Даже те, кто не читал ничего, кроме придворного адрес-календаря, осознавали, что общество изменилось. Настало «время молчати». Неопытные юноши и немолодые люди, многое пережившие, отступали бессильно перед новыми веяниями. Сам великий Державин, еще недавно яростно клеймивший недостойных «властителей и судей», делая вид, что всего лишь переводит псалом Давида, хотя бы и ставший гимном якобинцев:
Цари! Я мнил, вы боги властны, Никто над вами не судья, Но вы, как я подобно, страстны, И так же смертны, как и я. И вы подобно так падете, Как с древ увядший лист падет! И вы подобно так умрете, Как ваш последний раб умрет!Державин спустился с высот, начал шутя высмеивать своих товарищей-сенаторов:
Осел останется ослом, Хотя осыпь его звездами; Где должно действовать умом. Он только хлопает ушами.а потом и вовсе скрылся в свою деревню и принялся воспевать восторги вкусного обеда:
Багряна ветчина, зелены щи с желтком. Румяно-желт пирог, сыр белый, раки красны. Что смоль, янтарь-икра, и с голубым пером Там щука пестрая — прекрасны!или мягкого пухового дивана:
Вздремли после стола немножко, Приятно часик похрапеть: Златой кузнечик, сера мошка Сюда не могут залететь.И вместо великих мужей и самой императрицы начал восхвалять… комара! А многие вовсе перестали творить; но не только страх перед заточением или ссылкой заставил их отложить перо — они сами не понимали, о чем писать, чем заполнить душевную пустоту, чем заняться и надо ли вообще что-то делать?..
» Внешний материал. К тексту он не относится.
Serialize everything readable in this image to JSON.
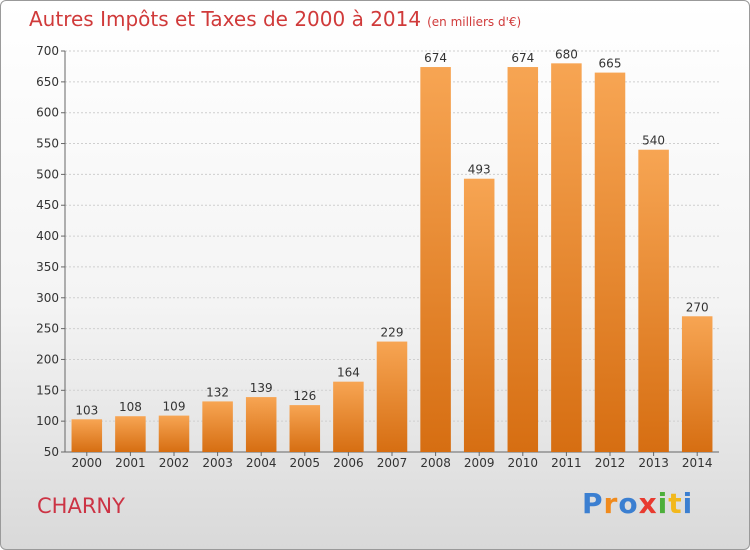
{
  "header": {
    "title": "Autres Impôts et Taxes de 2000 à 2014",
    "unit": "(en milliers d'€)"
  },
  "footer": {
    "commune": "CHARNY",
    "logo": [
      "P",
      "r",
      "o",
      "x",
      "i",
      "t",
      "i"
    ],
    "logo_colors": [
      "#3b7fd1",
      "#f08a1c",
      "#3b7fd1",
      "#e83a2f",
      "#4caf3a",
      "#f2b81c",
      "#3b7fd1"
    ]
  },
  "colors": {
    "bar_top": "#f7a553",
    "bar_bottom": "#d66e12",
    "grid": "#cfcfcf"
  },
  "chart_data": {
    "type": "bar",
    "title": "Autres Impôts et Taxes de 2000 à 2014",
    "xlabel": "",
    "ylabel": "",
    "categories": [
      "2000",
      "2001",
      "2002",
      "2003",
      "2004",
      "2005",
      "2006",
      "2007",
      "2008",
      "2009",
      "2010",
      "2011",
      "2012",
      "2013",
      "2014"
    ],
    "values": [
      103,
      108,
      109,
      132,
      139,
      126,
      164,
      229,
      674,
      493,
      674,
      680,
      665,
      540,
      270
    ],
    "ylim": [
      50,
      700
    ],
    "yticks": [
      50,
      100,
      150,
      200,
      250,
      300,
      350,
      400,
      450,
      500,
      550,
      600,
      650,
      700
    ],
    "grid": true
  }
}
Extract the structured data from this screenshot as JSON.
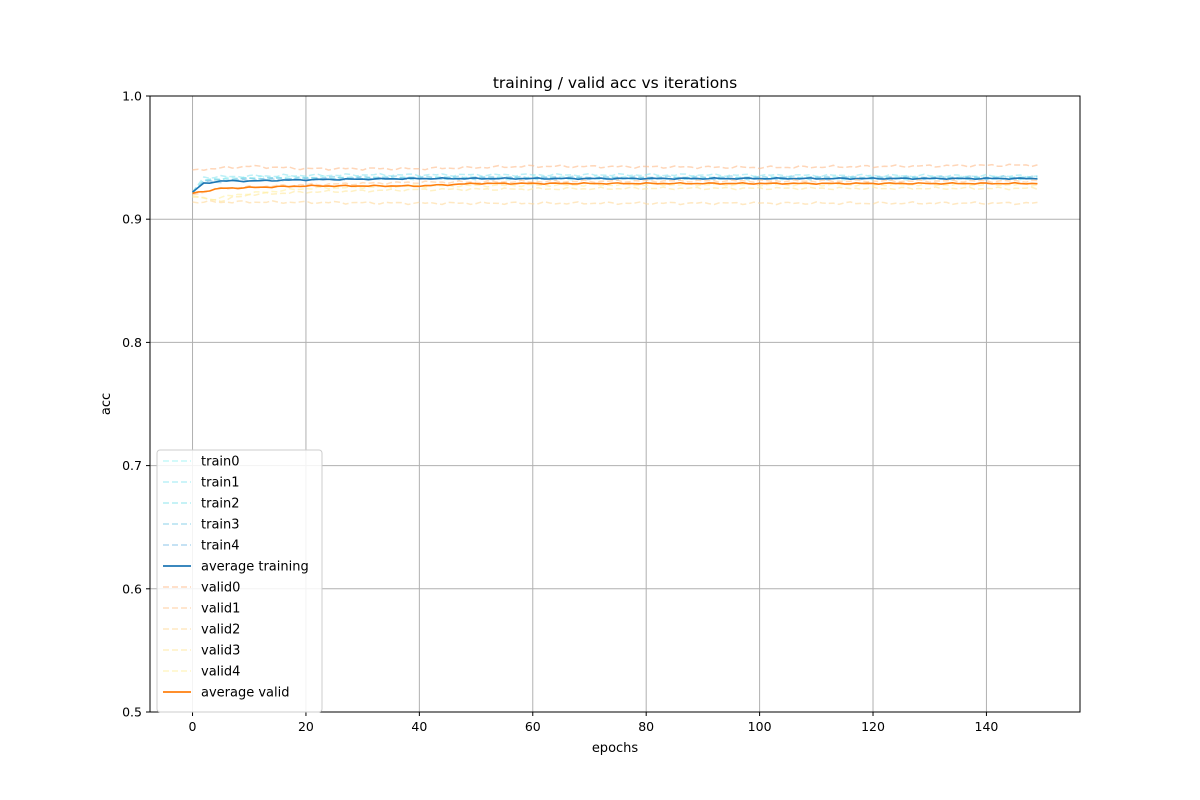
{
  "chart_data": {
    "type": "line",
    "title": "training / valid acc vs iterations",
    "xlabel": "epochs",
    "ylabel": "acc",
    "xlim": [
      -7.5,
      156.5
    ],
    "ylim": [
      0.5,
      1.0
    ],
    "xticks": [
      0,
      20,
      40,
      60,
      80,
      100,
      120,
      140
    ],
    "yticks": [
      0.5,
      0.6,
      0.7,
      0.8,
      0.9,
      1.0
    ],
    "ytick_labels": [
      "0.5",
      "0.6",
      "0.7",
      "0.8",
      "0.9",
      "1.0"
    ],
    "grid": true,
    "legend_position": "lower-left",
    "n_epochs": 150,
    "series": [
      {
        "name": "train0",
        "color": "#9ef3f3",
        "style": "dashed",
        "alpha": 0.6,
        "anchors": [
          [
            0,
            0.922
          ],
          [
            2,
            0.932
          ],
          [
            10,
            0.934
          ],
          [
            30,
            0.934
          ],
          [
            80,
            0.934
          ],
          [
            149,
            0.934
          ]
        ]
      },
      {
        "name": "train1",
        "color": "#8fe6f2",
        "style": "dashed",
        "alpha": 0.6,
        "anchors": [
          [
            0,
            0.922
          ],
          [
            2,
            0.934
          ],
          [
            10,
            0.935
          ],
          [
            30,
            0.936
          ],
          [
            80,
            0.936
          ],
          [
            149,
            0.935
          ]
        ]
      },
      {
        "name": "train2",
        "color": "#82e3ec",
        "style": "dashed",
        "alpha": 0.6,
        "anchors": [
          [
            0,
            0.921
          ],
          [
            2,
            0.932
          ],
          [
            10,
            0.933
          ],
          [
            30,
            0.933
          ],
          [
            80,
            0.933
          ],
          [
            149,
            0.933
          ]
        ]
      },
      {
        "name": "train3",
        "color": "#7fcde6",
        "style": "dashed",
        "alpha": 0.6,
        "anchors": [
          [
            0,
            0.922
          ],
          [
            2,
            0.931
          ],
          [
            10,
            0.933
          ],
          [
            30,
            0.934
          ],
          [
            80,
            0.934
          ],
          [
            149,
            0.934
          ]
        ]
      },
      {
        "name": "train4",
        "color": "#7fbfe6",
        "style": "dashed",
        "alpha": 0.6,
        "anchors": [
          [
            0,
            0.922
          ],
          [
            2,
            0.93
          ],
          [
            10,
            0.932
          ],
          [
            30,
            0.933
          ],
          [
            80,
            0.933
          ],
          [
            149,
            0.933
          ]
        ]
      },
      {
        "name": "average training",
        "color": "#1f77b4",
        "style": "solid",
        "alpha": 1.0,
        "anchors": [
          [
            0,
            0.922
          ],
          [
            2,
            0.929
          ],
          [
            5,
            0.931
          ],
          [
            10,
            0.931
          ],
          [
            20,
            0.932
          ],
          [
            40,
            0.933
          ],
          [
            80,
            0.933
          ],
          [
            149,
            0.933
          ]
        ]
      },
      {
        "name": "valid0",
        "color": "#ffbb88",
        "style": "dashed",
        "alpha": 0.6,
        "anchors": [
          [
            0,
            0.94
          ],
          [
            10,
            0.943
          ],
          [
            20,
            0.941
          ],
          [
            40,
            0.941
          ],
          [
            60,
            0.943
          ],
          [
            100,
            0.942
          ],
          [
            149,
            0.944
          ]
        ]
      },
      {
        "name": "valid1",
        "color": "#ffc894",
        "style": "dashed",
        "alpha": 0.6,
        "anchors": [
          [
            0,
            0.92
          ],
          [
            5,
            0.925
          ],
          [
            20,
            0.928
          ],
          [
            40,
            0.93
          ],
          [
            80,
            0.931
          ],
          [
            149,
            0.931
          ]
        ]
      },
      {
        "name": "valid2",
        "color": "#ffd89a",
        "style": "dashed",
        "alpha": 0.6,
        "anchors": [
          [
            0,
            0.914
          ],
          [
            10,
            0.914
          ],
          [
            40,
            0.913
          ],
          [
            80,
            0.913
          ],
          [
            149,
            0.913
          ]
        ]
      },
      {
        "name": "valid3",
        "color": "#ffe79c",
        "style": "dashed",
        "alpha": 0.6,
        "anchors": [
          [
            0,
            0.918
          ],
          [
            5,
            0.915
          ],
          [
            10,
            0.92
          ],
          [
            20,
            0.922
          ],
          [
            40,
            0.924
          ],
          [
            80,
            0.925
          ],
          [
            149,
            0.925
          ]
        ]
      },
      {
        "name": "valid4",
        "color": "#fff0a0",
        "style": "dashed",
        "alpha": 0.6,
        "anchors": [
          [
            0,
            0.919
          ],
          [
            3,
            0.916
          ],
          [
            8,
            0.92
          ],
          [
            20,
            0.925
          ],
          [
            40,
            0.927
          ],
          [
            80,
            0.928
          ],
          [
            149,
            0.928
          ]
        ]
      },
      {
        "name": "average valid",
        "color": "#ff7f0e",
        "style": "solid",
        "alpha": 1.0,
        "anchors": [
          [
            0,
            0.921
          ],
          [
            5,
            0.925
          ],
          [
            20,
            0.927
          ],
          [
            40,
            0.927
          ],
          [
            50,
            0.929
          ],
          [
            80,
            0.929
          ],
          [
            149,
            0.929
          ]
        ]
      }
    ]
  }
}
Годы спустя те, кто сумел пережить гибель века Просвещения, открыли новый интерес к жизни. И. А. Крылов обрел себя в иносказательном бичевании пороков — в баснях. Н. М. Карамзин временно нашел прибежище в исторических трудах, хотя под конец и в них разочаровался. Те же, кто был слабее волей или разумом, так и остались в 1794 году. Они всё еще были молоды, вся жизнь их была впереди, но отыскать себе дело они не сумели. Души их умерли со смертью их века, и в новый век они внесли только мудрое неверие в разум да горькое сознание бесплодности человеческих мечтаний. Для них «время молчати» наступило навсегда.